There is just a bunch of baloney.>> The Florida Keys, one of the states top tourist attractions, known for fishing, snorkeling, and easy living. Hurricane Irma pummeling the islands with a 130 mile an hour winds on Sunday submerging the main highway that connects them. Police on Monday unsure of the extent of the devastation, unable to say how many were injured or killed.
Florida Governor, Rick Scott, surveying the damage by air. Authorities saying residents can't return until they've made sure that all 42 bridges that connect the islands are intact.>> There's no way it can happen today. We have to make sure that the infrastructure is safe.>> Authorities pleased that tens of thousands of residents have evacuated from the Keys.

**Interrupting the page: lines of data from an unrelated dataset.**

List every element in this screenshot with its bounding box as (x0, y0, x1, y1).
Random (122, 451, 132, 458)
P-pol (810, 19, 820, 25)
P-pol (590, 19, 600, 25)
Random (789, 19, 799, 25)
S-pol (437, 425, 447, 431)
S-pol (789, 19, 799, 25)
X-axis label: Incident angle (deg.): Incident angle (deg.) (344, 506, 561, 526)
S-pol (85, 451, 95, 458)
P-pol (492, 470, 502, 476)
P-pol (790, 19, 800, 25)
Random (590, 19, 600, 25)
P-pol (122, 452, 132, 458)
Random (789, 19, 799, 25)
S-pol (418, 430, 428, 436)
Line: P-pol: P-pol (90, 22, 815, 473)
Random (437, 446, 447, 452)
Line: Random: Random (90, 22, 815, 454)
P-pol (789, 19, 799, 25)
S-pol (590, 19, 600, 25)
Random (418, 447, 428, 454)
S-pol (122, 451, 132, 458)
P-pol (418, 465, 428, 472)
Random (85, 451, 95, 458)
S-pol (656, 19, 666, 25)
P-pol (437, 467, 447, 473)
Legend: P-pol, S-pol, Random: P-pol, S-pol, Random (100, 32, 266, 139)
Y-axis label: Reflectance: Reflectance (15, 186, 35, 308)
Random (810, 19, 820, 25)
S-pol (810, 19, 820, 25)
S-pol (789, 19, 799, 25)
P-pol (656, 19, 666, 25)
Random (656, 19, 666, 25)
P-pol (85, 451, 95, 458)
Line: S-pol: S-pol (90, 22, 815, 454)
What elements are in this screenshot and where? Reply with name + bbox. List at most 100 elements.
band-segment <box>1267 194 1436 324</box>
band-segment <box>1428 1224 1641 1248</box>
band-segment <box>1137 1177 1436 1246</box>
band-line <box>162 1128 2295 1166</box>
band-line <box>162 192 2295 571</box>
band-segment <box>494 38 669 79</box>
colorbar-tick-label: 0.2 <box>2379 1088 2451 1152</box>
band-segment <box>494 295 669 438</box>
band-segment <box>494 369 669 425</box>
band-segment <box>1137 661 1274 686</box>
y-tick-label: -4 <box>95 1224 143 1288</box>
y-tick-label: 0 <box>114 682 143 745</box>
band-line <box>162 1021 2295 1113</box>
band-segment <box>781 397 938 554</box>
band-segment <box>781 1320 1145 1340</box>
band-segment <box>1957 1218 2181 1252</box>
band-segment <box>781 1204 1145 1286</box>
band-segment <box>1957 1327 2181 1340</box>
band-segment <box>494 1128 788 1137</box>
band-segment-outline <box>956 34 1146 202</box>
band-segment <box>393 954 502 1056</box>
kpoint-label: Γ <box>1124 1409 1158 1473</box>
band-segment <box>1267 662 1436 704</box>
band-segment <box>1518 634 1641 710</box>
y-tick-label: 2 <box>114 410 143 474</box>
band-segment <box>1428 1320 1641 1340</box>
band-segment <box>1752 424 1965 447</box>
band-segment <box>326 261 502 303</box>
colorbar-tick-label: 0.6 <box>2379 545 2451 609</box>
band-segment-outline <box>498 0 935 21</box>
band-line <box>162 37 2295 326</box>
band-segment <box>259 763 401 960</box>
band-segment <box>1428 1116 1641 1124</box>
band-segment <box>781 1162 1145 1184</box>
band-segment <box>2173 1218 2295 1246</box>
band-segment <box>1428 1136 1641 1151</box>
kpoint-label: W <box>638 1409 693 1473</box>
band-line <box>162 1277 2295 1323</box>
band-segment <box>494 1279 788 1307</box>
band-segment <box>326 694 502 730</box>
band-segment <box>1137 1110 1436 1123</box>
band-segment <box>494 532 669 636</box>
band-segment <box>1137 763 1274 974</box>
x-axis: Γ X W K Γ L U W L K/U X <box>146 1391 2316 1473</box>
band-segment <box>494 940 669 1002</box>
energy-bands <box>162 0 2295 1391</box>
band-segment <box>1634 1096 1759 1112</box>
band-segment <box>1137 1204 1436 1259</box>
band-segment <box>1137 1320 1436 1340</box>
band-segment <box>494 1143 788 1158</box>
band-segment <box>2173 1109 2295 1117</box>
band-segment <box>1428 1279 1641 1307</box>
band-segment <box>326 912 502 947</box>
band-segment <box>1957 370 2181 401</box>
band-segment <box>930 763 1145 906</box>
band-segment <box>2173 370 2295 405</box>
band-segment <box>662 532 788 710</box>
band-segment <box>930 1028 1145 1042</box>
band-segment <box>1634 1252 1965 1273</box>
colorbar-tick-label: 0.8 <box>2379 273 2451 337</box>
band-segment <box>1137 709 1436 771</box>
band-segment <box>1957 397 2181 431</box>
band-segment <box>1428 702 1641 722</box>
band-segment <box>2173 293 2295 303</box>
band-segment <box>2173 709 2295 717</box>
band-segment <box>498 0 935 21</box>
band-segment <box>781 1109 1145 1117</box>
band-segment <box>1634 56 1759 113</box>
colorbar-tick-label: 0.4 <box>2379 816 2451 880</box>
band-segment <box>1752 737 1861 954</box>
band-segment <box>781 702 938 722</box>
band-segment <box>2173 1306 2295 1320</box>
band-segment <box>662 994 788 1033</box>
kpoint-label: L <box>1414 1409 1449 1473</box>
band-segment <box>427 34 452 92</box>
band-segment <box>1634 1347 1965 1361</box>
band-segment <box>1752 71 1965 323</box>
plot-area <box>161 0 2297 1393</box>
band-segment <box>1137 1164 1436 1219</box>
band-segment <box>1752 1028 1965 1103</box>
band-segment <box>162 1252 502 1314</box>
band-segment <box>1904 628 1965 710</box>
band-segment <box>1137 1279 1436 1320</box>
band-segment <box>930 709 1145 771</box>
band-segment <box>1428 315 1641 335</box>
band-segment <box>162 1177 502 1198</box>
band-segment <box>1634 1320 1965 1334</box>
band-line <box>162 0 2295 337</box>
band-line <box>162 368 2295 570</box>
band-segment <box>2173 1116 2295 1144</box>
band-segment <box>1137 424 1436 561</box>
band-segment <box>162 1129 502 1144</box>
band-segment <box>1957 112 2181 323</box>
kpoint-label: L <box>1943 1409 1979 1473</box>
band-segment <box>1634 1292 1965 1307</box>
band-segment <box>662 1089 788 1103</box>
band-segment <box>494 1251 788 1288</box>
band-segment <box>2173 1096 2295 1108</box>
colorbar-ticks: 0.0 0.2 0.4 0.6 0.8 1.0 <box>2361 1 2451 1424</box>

But many having second thoughts, angered by the waiting game, saying they should have never left the islands.>> There is no gasoline anywhere. And I can't get to my house->> And this should've been though out a while ago.>> 20 miles away, I live 20 miles away.
>> Before the storm.>> Next time, I'm staying in Key Largo, I'm not leaving Key Largo.>> Nobody's gonna evacuate anymore.>> Local officials say residents won't be allowed back onto the Florida Keys for at least a day. Federal officials now saying that it could be a matter of weeks.
That means more nights sleeping in shelters, hotel rooms, or in the back of their pickup trucks as they try to get back to their houses. A sign of the enormous frustrations and challenges that are sure to come in the days ahead for Florida residents.